Whether the user-confirmation step the researchers built in should be mandatory in every payment environment is a separate debate. If the amount is small, if an identical purchase is recurring, or if the user has explicitly pre-authorized automatic processing, skipping the checkpoint may actually fit the user experience better. Countless subscription services and autopay systems already process recurring payments without a confirmation step. If the AI agents were applying a similar judgment, the argument that this is "contextual adaptation" rather than "violation" is entirely reasonable. It also bears noting that all 90,000 evaluations took place in an experimental setting. Real-world services design their system prompts and behavioral constraints with far greater precision, so lab results cannot be assumed to mirror production environments.

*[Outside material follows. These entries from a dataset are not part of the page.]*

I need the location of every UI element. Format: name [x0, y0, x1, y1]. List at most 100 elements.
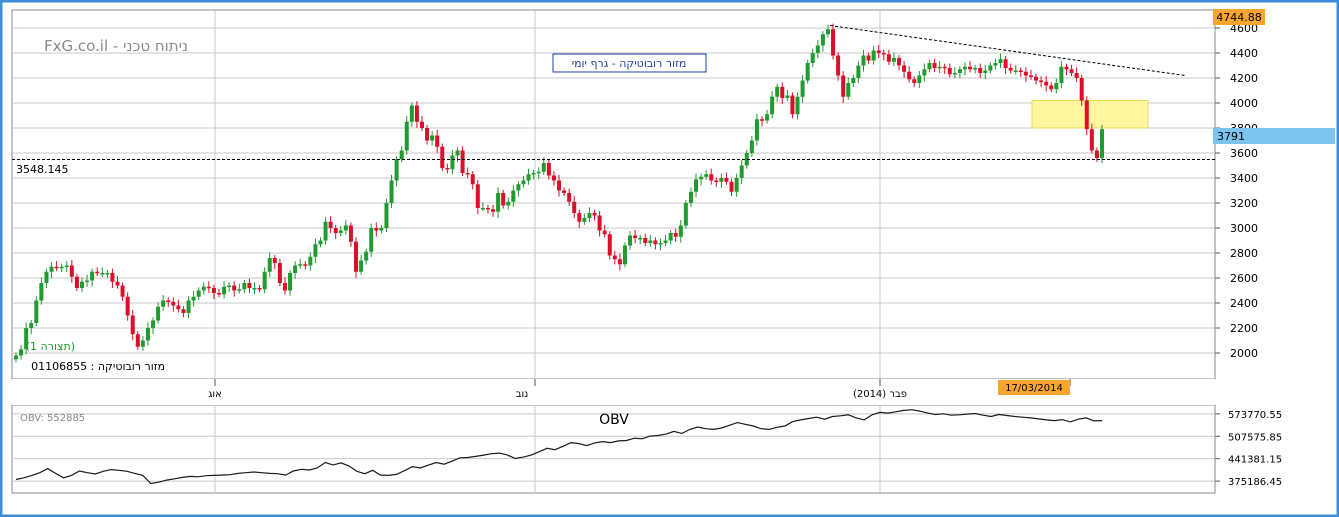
candle-body: [211, 288, 216, 293]
candle-body: [354, 241, 359, 272]
candle-body: [455, 150, 460, 156]
obv-title: OBV: [599, 412, 629, 428]
obv-pane: [11, 404, 1216, 494]
obv-tick-label: 441381.15: [1228, 455, 1282, 466]
candle-body: [612, 255, 617, 260]
candle-body: [1089, 129, 1094, 151]
candle-body: [831, 29, 836, 56]
candle-body: [364, 251, 369, 261]
candle-body: [145, 328, 150, 341]
candle-body: [643, 238, 648, 243]
obv-series: [15, 409, 1103, 485]
last-price-tag: [1213, 128, 1335, 144]
candle-body: [790, 95, 795, 115]
candle-body: [749, 140, 754, 153]
candle-body: [683, 203, 688, 226]
candle-body: [775, 86, 780, 97]
candle-body: [734, 178, 739, 192]
price-tick-label: 2000: [1230, 347, 1258, 360]
price-tick-label: 4200: [1230, 72, 1258, 85]
candle-body: [54, 266, 59, 269]
candle-body: [516, 184, 521, 191]
candle-body: [49, 266, 54, 272]
time-label-feb: פבר (2014): [853, 389, 907, 400]
candle-body: [856, 65, 861, 78]
candle-body: [85, 280, 90, 282]
candle-body: [952, 73, 957, 75]
price-tick-label: 2400: [1230, 297, 1258, 310]
candle-body: [293, 265, 298, 273]
candle-body: [29, 323, 34, 328]
candle-body: [64, 265, 69, 267]
candle-body: [394, 159, 399, 181]
candle-body: [232, 285, 237, 291]
candle-body: [759, 119, 764, 121]
candle-body: [881, 53, 886, 55]
candle-body: [719, 178, 724, 182]
candle-body: [227, 285, 232, 287]
time-label-aug: אוג: [208, 389, 222, 400]
annotation-lines: [12, 25, 1215, 160]
candle-body: [125, 296, 130, 316]
candle-body: [587, 213, 592, 218]
candle-body: [359, 260, 364, 272]
candle-body: [968, 66, 973, 70]
candle-body: [551, 175, 556, 181]
candle-body: [1049, 85, 1054, 90]
candle-body: [79, 281, 84, 288]
candle-body: [348, 225, 353, 242]
candle-body: [617, 259, 622, 265]
candle-body: [450, 155, 455, 170]
candle-body: [445, 168, 450, 170]
candle-body: [216, 293, 221, 295]
candle-body: [328, 221, 333, 228]
candle-body: [780, 86, 785, 98]
candle-body: [480, 208, 485, 210]
candle-body: [440, 146, 445, 168]
candle-body: [1044, 81, 1049, 86]
candle-body: [876, 50, 881, 53]
candle-body: [313, 244, 318, 257]
candle-body: [425, 128, 430, 141]
candle-body: [947, 68, 952, 75]
candle-body: [288, 273, 293, 291]
candle-body: [998, 59, 1003, 63]
candle-body: [861, 55, 866, 66]
candle-body: [206, 286, 211, 289]
chart-title: מזור רובוטיקה - גרף יומי: [572, 57, 687, 70]
obv-tick-label: 573770.55: [1228, 410, 1282, 421]
candle-body: [308, 256, 313, 266]
candle-body: [897, 58, 902, 66]
candle-body: [262, 271, 267, 290]
candle-body: [257, 288, 262, 290]
candle-body: [176, 305, 181, 310]
candle-body: [795, 96, 800, 115]
candle-body: [546, 163, 551, 176]
candle-body: [770, 96, 775, 115]
candle-body: [247, 283, 252, 288]
candle-body: [810, 53, 815, 63]
price-tick-label: 2600: [1230, 272, 1258, 285]
candle-body: [379, 228, 384, 231]
candle-body: [805, 63, 810, 81]
candle-body: [988, 65, 993, 71]
candle-body: [399, 150, 404, 160]
candle-body: [922, 69, 927, 76]
candles: [14, 23, 1104, 363]
chart-title-box: [552, 53, 707, 73]
candle-body: [912, 79, 917, 83]
candle-body: [754, 119, 759, 141]
candle-body: [237, 289, 242, 291]
price-tick-label: 4000: [1230, 97, 1258, 110]
candle-body: [501, 193, 506, 206]
candle-body: [222, 286, 227, 295]
candle-body: [841, 75, 846, 97]
candle-body: [201, 286, 206, 291]
candle-body: [156, 306, 161, 321]
grid: [12, 10, 1215, 493]
candle-body: [628, 235, 633, 246]
candle-body: [699, 176, 704, 180]
candle-body: [115, 281, 120, 286]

But none of these objections dissolves the study's core problem. Regardless of the experimental conditions, existing evaluation metrics could not detect procedural violations. Figuring out what the AI agents had omitted required an entirely new kind of measuring instrument. To trust any system, you first have to know the ways it can fail. Until now, AI agent evaluation has not adequately answered that question.

And if an AI skipped the confirmation step because it "judged it more efficient," we have to ask who granted it that decision-making authority, and where. The gap between design intent and actual behavior was invisible inside the existing metrics — that is the real problem this research exposes.

What to Design Before You Hand Work to an AI Agent

The study deals with financial payment systems, but its implications reach much further. Anyone bringing AI agents into a workflow runs into the same class of problem.

If you've delegated email sending to an AI agent, checking only "did it go out?" may not be enough. Unless you examine what was sent, to whom, and in what order, you'll discover the message that never should have gone out only after it already has. The same goes for sending quotes, handling customer responses, automating social media posts, and scheduling content publication. Some tasks only need the right outcome; others need both the right outcome and the right path.

The dividing line is simple: in this task, is the procedure itself part of the accountability? Work where output quality is everything — organizing files, summarizing information, drafting text — should be treated differently from work where the process itself is recorded and carries responsibility, such as payments, outbound communications, and anything published externally. Running AI agents with full autonomy is the wrong fit for the latter.

The next step is redesigning your performance metrics. Existing measures that track only completion and error rates will not catch procedural violations. You need to designate checkpoints at the critical steps yourself and verify, through separate logs, that those steps actually ran. And if that process feels like a hassle, the hassle itself may be a signal that this particular task should not be fully delegated to AI in the first place.

You also need the habit of regularly reviewing your AI agents' behavior logs. Even when the outcomes are correct, periodically check the path by which they were reached. Catching odd patterns before they accumulate is what keeps the eventual cost down. And this is not a job for technical staff alone. Anyone who has brought AI tools into their work needs to maintain a role of monitoring the process, separate from verifying the results.

The broader the range of work AI tools can handle, the more sharply defined the place for human judgment becomes. There is a paradox here: the better the automation works, the more refined the oversight design must be. Not chasing the tool's speed, but setting in advance how far the tool is allowed to decide — that is the core competency left to practitioners in the AI era, and no model will take on that role for you.

The more perfect the success metrics, the harder it is to see what disappeared inside them. From the moment you adopt an AI agent, only the organizations that first decide what it may determine on its own — and what it must hand back to a human — will actually be in control of this technology.